This book reviews the latest techniques in exploratory data mining (EDM) for the analysis of data in the social and behavioral sciences to help researchers assess the predictive value of different combinations of variables in large data sets. Methodological findings and conceptual models that explain reliable EDM techniques for predicting and understanding various risk mechanisms are integrated throughout. Numerous examples illustrate the use of these techniques in practice. Contributors provide insight through hands-on experiences with their own use of EDM techniques in various settings. Readers are also introduced to the most popular EDM software programs. A related website at http://mephisto.unige.ch/pub/edm-book-supplement/offers color versions of the book’s figures, a supplemental paper to chapter 3, and R commands for some chapters.The results of EDM analyses can be perilous – they are often taken as predictions with little regard for cross-validating the results. This carelessness can be catastrophic in terms of money lost or patients misdiagnosed. This book addresses these concerns and advocates for the development of checks and balances for EDM analyses. Both the promises and the perils of EDM are addressed.

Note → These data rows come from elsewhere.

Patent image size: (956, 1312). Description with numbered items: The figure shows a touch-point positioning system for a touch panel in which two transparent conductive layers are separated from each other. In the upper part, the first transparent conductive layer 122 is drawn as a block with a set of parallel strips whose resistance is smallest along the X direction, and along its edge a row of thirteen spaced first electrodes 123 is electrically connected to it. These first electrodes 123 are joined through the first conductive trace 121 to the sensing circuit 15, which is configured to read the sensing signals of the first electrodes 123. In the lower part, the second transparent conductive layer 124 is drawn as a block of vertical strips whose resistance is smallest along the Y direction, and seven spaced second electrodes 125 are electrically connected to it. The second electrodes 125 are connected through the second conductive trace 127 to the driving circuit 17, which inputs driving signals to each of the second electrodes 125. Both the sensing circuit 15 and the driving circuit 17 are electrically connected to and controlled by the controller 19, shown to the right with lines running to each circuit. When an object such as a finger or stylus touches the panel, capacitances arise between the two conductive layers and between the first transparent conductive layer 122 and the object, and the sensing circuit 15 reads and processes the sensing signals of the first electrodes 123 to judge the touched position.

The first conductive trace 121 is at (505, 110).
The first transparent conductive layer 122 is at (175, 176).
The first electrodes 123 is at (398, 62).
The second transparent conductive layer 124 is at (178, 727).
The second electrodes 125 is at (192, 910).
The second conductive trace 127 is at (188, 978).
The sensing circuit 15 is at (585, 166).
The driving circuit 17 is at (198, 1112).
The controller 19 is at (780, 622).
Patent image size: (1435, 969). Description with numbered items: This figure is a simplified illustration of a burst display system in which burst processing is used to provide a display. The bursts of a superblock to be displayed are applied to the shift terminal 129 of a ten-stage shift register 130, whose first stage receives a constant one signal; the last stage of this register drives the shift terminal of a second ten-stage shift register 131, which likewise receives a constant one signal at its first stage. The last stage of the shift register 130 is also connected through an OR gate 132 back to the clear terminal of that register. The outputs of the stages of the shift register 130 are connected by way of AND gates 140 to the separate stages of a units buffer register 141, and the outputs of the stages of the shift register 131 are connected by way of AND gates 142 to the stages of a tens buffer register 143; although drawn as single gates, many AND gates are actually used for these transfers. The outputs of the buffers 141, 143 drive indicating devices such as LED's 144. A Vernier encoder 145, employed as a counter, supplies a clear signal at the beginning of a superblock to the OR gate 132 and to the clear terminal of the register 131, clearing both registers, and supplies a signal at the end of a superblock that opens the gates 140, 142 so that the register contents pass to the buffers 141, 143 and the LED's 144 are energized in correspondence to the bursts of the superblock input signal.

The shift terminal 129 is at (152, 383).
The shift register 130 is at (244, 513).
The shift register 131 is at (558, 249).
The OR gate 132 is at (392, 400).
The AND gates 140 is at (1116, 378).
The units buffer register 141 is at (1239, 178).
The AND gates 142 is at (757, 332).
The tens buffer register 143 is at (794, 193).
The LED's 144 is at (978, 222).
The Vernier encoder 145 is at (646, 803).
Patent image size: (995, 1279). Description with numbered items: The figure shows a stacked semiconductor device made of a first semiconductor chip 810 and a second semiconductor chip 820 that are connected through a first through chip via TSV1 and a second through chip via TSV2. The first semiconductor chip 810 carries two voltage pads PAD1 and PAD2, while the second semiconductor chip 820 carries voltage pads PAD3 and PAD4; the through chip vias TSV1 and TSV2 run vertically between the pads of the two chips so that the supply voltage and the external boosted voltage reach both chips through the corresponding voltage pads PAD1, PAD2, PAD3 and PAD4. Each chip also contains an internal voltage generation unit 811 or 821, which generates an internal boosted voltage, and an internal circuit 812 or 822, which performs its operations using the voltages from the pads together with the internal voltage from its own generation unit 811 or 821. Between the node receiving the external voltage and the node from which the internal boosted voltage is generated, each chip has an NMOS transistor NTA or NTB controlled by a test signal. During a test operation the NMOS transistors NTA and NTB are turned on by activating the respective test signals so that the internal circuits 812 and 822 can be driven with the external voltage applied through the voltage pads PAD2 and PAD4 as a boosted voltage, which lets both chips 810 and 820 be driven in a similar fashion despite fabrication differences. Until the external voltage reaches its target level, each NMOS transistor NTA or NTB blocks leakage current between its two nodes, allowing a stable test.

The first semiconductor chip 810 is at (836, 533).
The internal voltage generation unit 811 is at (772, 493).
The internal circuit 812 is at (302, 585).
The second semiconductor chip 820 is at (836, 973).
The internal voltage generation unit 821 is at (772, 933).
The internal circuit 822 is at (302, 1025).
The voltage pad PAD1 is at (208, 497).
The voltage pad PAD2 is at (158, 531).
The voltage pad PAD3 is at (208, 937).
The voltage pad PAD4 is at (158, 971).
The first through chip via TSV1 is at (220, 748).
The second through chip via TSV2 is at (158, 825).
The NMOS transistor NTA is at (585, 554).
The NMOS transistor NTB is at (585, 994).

Editors McArdle and Ritschard taught the "Exploratory Data Mining" Advanced Training Institute of the American Psychological Association (APA). All contributors are top researchers from the US and Europe. Organized into two parts--methodology and applications, the techniques covered include decision, regression, and SEM tree models, growth mixture modeling, and time based categorical sequential analysis. Some of the applications of EDM (and the corresponding data) explored include:
selection to college based on risky prior academic profiles
the decline of cognitive abilities in older persons
global perceptions of stress in adulthood
predicting mortality from demographics and cognitive abilities
risk factors during pregnancy and the impact on neonatal development
Intended as a reference for researchers, methodologists, and advanced students in the social and behavioral sciences including psychology, sociology, business, econometrics, and medicine, interested in learning to apply the latest exploratory data mining techniques. Prerequisites include a basic class in statistics.
Table of Contents
Part I: Methodological Aspects J.J. McArdle, Exploratory Data Mining Using Decision Trees in the Behavioral Sciences. G. Ritschard, CHAID and Earlier Supervised Tree Methods. J.Kopf, T. Augustin, C. Strobl, The potential of model-based recursive partitioning in the social sciences –Revisiting Ockham's Razor. A.M. Brandmaier, Timo von Oertzen, J.J. McArdle, U. Lindenberger, Exploratory Data Mining with Structural Equation Model Trees. G. Ritschard, F. Losa, P.Origoni, Validating Tree Descriptions of Women’s Labor Participation with Deviance-based Criteria. G.A. Marcoulides, W.Leite, Exploratory Data Mining Algorithms for Conducting Searches in Structural Equation Modeling: A Comparison of Some Fit Criteria. K.J. Grimm, N. Ram, M. P. Shiyko, L. L. Lo, A Simulation Study of the Ability of Growth Mixture Models to Uncover Growth Heterogeneity. R. Piccarreta, C.H. Elzinga, Mining for Association between Life Course Domains. G.Ritschard, R. Bürgin, M. Studer, Exploratory Mining of Life Event Histories. Part II: Applications C.A. Prescott, Clinical versus Statistical Prediction of Zygosity in Adult Twin Pairs: An Application of Classification Trees. J.J. McArdle, Dealing with Longitudinal Attrition Using Logistic Regression and Decision Tree Analyses. J.J. McArdle, Adaptive Testing of the Number Series Test Using Standard Approaches and a New Decision Tree Analysis Approach. T. S. Paskus, Using EDM to Identify Academic Risk among College Student-Athletes in the United States. S. B. Scott, B. R. Whitehead, C. S. Bergeman, and L. Pitzer, Understanding Global Perceptions of Stress in Adulthood through Tree-Based Exploratory Data Mining. P. Ghisletta, Recursive Partitioning to Study Terminal Decline in the Berlin Aging Study. Y. Zhou, K.M. Kadlec, J. J. McArdle, Predicting Mortality from Demographics and Specific Cognitive Abilities in the Hawaii Family Study of Cognition. K. F. Widaman, K.J. Grimm, Exploratory Analysis of Effects of Prenatal Risk Factors on Intelligence in Children of Mothers with Phenylketonuria.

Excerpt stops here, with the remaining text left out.